Robin Hood: The Legend of Sherwood

             Real-time stealth goodness, sort of like Commandos if it was all about melee combat. Armin Gessert's Spellbound Studios made this back in 2002 and it hasn't aged a day since. Just look at that swash-buckling action!

             Again, most of the game is stealth-oriented. Here, I cling to a vine-covered wall near two castle guards. If one of them turns around, I'm toast, but I fully intend to knock one of them out and quickly dispatch the other in more honorable battle.

             Check out that sweet knock-out fist. I probably could play the entire game sneaking up on guys and punching them in the back of the head.

             But what fun would that be? Here, I battle three men at once in an effort to save the poor knocked out fool on the bottom right. Although the battle system is incredibly basic due to the automatic blocking, the real challenge comes in working through these scenarios. Through careful side-stepping and well-placed attacks, I am victorious!

             The guy I saved sort of runs away without any thanks. When I eventually make my way to the village, he rewards me with some nice equipment. Only in a video game.

             Of all the games I played, Robin Hood is easily the most fun. Spellbound made a similar game called Desperadoes, which is sprinkled with tons of spaghetti western references and some satisfying gunfights. I need to play that some more, too.

Star Wolves

             Not really good or bad, this Homeworld-meets-RPG title by X-bow Software is fun enough for me. The interface is simple and the core idea is solidly executed. You pilot a giant spaceship known as a Star Wolf, which has lots of little units that come out of it to attack enemies. Each unit represents a character that you can upgrade as the game progresses. Probably the least complicated space-RPG of all time. 

Sword of the Stars

             And this is one of those complicated space-RPGs that you do see all the time. I like 4X games that are fun, not ones that have twelve options for the planet Mongo. Evidently this game is a 4X/RTS combo, but I never would have been able to tell that from my experience. I couldn't even figure out how to move my ship!

Zeus: Master of Olympus

             I'm familiar with some Impression Games software, most notably their weird ass strategy games Lords of the Realm 2 and Lords of Magic. This is part of Sierra's City Building games that Impression Games developed several titles for. This title is really big on giving you tangible objectives from the get-go, such as defeating a Gorgon or getting prepared for a possible invasion. SimCity never spoon-fed me this much.

             In my first go around, I struggle trying to figure out how to succeed. Trading ports aren't easily opened, and I waste the majority of my cash on trying to perform well in various Olympic games. I was hoping my prowess in Metropolismania would lessen the learning curve, but then again, maybe not.

             Eventually, I figure out that I need to build city walls and beautify the city enough for my people's dwellings to naturally improve. Only after I've reached the second tier housing can I develop and army and defend my town.
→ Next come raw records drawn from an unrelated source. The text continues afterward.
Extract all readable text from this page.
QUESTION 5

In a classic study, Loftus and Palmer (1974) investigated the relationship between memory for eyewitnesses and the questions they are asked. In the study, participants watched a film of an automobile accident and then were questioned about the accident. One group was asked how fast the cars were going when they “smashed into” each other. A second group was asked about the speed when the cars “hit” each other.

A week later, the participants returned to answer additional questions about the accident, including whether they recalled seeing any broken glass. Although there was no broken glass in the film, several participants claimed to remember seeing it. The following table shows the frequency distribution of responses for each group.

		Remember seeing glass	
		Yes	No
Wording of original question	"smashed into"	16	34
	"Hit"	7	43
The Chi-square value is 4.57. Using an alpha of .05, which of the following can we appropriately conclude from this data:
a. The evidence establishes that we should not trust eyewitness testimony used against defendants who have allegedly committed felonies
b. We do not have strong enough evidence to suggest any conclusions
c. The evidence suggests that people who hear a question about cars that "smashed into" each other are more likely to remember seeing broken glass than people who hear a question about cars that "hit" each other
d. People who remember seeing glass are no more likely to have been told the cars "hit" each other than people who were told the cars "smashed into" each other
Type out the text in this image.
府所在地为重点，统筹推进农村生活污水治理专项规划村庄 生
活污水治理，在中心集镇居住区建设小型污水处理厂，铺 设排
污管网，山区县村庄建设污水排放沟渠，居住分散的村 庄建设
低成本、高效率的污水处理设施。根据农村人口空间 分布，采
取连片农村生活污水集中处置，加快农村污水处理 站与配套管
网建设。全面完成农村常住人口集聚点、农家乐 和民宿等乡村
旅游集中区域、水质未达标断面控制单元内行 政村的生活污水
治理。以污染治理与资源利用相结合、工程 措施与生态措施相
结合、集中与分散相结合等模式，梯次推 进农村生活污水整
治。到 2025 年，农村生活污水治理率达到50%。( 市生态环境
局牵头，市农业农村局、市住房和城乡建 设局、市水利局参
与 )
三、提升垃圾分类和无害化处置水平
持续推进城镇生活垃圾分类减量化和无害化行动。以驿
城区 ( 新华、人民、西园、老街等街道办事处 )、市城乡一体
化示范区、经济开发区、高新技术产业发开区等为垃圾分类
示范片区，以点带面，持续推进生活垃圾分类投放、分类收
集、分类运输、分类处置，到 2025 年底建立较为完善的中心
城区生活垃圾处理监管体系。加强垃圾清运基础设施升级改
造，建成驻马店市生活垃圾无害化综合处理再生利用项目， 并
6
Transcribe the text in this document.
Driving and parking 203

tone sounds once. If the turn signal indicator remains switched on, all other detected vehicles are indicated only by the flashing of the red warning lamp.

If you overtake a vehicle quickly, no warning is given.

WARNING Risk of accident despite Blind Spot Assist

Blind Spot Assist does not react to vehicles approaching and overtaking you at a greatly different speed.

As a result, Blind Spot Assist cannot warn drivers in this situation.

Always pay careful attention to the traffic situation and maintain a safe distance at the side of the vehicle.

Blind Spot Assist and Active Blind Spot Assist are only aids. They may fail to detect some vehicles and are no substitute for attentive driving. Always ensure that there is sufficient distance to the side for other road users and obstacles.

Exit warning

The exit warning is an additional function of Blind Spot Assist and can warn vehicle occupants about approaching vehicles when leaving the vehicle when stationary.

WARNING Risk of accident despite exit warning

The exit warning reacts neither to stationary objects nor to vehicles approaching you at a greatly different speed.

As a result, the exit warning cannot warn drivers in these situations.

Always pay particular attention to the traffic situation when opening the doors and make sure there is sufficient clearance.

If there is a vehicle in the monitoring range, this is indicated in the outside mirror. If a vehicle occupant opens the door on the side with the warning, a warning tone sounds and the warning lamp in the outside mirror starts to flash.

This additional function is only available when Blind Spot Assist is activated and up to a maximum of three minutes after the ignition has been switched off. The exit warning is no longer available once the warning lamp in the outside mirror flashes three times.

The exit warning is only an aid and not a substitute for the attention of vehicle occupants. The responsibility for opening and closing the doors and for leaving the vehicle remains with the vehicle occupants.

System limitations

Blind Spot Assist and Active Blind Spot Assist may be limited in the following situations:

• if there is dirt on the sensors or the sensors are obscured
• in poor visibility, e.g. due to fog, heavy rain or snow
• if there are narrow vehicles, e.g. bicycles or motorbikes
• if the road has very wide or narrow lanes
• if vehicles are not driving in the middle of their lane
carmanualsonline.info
I eventually am tasked with defeating the Gorgon, although I'm required to summon Hercules by building a large shrine in his name and getting more followers. I stopped caring around that point.

             And those are my PC adventure! There's a game or two that I might have skipped over, but forget 'em. 

             Currently, I'm back on my PS3, this time playing Hyperdimension Neptunia mk2. It's got a killer battle system that totally rips-off Quest 64 in more ways than one, but it is incredibly embarrassing that my three must-play PS3 RPGs are this game, Time and Eternity, and Record of Agarest War 2. Don't tell anyone.